É como se ela estivesse me ensinando sobre a morte devagarzinho.
Muitos anos doentinha.
Alzheimer.
Pouco a pouco esquecendo quem era a gente, esquecendo a falar... Dois anos na cama. Devagarzinho ela me ensinou a ir deixando ela ir pouco a pouco. Como se ela fosse dizendo bem devagar, “estou indo Ângelo”...
Depois sem ela dizer mais nada eu comecei a aceitar ela do jeito que ela estava.
Toda vez que ia visitá-la eu dava a mão pra ela segurar e ela segurava, eu olhava nos olhos dela e ela olhava de volta. Como se ela me ensinasse a estar com ela assim. Não sei se ela me reconhecia (provavelmente não), mas isso não significa gente não estava junto. 
Tudo isso foi me ajudando a olhar para minha vida.
Como eu quero viver?
Que vida quero ter?

Isso foi umas das coisas que me fizeram decidir vir pro Japão.
Antes de vir fui me despedir de minha vó.
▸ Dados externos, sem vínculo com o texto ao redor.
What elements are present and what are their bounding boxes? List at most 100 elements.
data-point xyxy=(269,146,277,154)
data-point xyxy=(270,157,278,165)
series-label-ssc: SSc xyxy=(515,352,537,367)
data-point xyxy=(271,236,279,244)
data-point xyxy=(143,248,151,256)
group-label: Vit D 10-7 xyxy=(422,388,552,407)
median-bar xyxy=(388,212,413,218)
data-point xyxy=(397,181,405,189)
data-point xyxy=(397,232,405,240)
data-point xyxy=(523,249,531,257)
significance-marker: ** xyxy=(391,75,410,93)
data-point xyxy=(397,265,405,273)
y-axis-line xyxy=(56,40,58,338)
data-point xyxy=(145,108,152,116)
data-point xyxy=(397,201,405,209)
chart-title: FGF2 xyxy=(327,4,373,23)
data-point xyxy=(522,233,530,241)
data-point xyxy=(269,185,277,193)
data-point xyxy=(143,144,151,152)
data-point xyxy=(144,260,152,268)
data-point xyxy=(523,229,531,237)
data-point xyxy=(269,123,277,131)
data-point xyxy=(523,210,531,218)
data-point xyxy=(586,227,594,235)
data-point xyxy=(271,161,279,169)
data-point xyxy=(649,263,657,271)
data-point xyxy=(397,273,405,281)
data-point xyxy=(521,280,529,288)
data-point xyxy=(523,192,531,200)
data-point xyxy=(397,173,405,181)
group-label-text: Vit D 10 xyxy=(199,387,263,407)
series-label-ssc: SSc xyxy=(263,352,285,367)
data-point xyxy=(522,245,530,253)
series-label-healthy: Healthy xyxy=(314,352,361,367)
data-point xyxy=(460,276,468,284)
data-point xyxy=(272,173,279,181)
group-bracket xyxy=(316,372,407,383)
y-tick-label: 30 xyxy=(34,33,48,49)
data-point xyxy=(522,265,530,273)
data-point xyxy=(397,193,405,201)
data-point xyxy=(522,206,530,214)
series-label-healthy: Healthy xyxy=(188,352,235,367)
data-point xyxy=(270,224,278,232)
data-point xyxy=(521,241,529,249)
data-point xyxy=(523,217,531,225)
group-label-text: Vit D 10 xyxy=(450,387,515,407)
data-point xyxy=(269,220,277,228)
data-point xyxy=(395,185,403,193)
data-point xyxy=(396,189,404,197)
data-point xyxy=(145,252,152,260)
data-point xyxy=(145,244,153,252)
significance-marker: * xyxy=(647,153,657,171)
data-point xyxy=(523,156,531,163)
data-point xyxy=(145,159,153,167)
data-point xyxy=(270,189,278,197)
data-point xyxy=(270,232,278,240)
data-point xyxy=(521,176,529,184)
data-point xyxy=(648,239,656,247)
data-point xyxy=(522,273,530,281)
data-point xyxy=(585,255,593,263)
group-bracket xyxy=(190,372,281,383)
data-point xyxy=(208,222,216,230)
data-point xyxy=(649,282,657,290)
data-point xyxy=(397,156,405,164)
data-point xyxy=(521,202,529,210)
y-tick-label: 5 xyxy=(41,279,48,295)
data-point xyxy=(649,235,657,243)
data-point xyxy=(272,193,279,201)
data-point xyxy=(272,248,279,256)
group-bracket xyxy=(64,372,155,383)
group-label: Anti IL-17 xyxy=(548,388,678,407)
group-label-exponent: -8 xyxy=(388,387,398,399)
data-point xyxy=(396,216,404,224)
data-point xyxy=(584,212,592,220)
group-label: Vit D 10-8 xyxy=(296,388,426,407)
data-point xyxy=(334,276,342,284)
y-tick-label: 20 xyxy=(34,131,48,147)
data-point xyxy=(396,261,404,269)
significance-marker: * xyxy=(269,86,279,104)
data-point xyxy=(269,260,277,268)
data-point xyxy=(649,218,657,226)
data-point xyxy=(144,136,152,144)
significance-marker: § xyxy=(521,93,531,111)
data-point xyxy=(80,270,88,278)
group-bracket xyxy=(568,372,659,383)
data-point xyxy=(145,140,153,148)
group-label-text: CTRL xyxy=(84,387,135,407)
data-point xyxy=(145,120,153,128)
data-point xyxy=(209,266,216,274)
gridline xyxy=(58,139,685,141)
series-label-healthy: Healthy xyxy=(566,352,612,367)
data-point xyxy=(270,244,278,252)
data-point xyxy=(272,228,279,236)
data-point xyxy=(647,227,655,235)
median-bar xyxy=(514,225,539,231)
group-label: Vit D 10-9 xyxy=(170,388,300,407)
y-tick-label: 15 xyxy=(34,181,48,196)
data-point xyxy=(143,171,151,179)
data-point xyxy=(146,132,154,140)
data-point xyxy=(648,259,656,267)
Era de fato a ultima vez que eu ia vê-la.
Ela me ensinou até isso.
A me despedir.
Eu disse que estava tudo bem.
Disse que estava vindo pro Japão e que ia ficar 5 meses fora.
Disse que estava tudo bem.
Que ela podia ficar tranqüila e relaxar.
Disse que eu a amava muito.
Então toquei viola pra ela, beijei ela no rosto muito longamente (como sempre fazia deste criança), pedi a “bença” e fui embora.
Dois dias depois ela também foi.
Não fiquei triste desta vez.
Desta vez eu pude estar com minha mãe.
Fui ao velório e fiz tudo que podia fazer. Que era nada. Só estar junto.

Eu não sei nada sobre a morte só ela.
Fiquei olhando o bezerro e não vi a “morte”.
Vi um animal sem vida.
A “morte” é como um personagem sem rosto que nós criamos.
Sei que é um fato que um dia não estarei mais vivo.
Mas a “morte” não sei o que é.
Como será?
Pensar nisso me dá Vontade de viver uma vida feliz.
Me dá vontade de estar aqui e agora.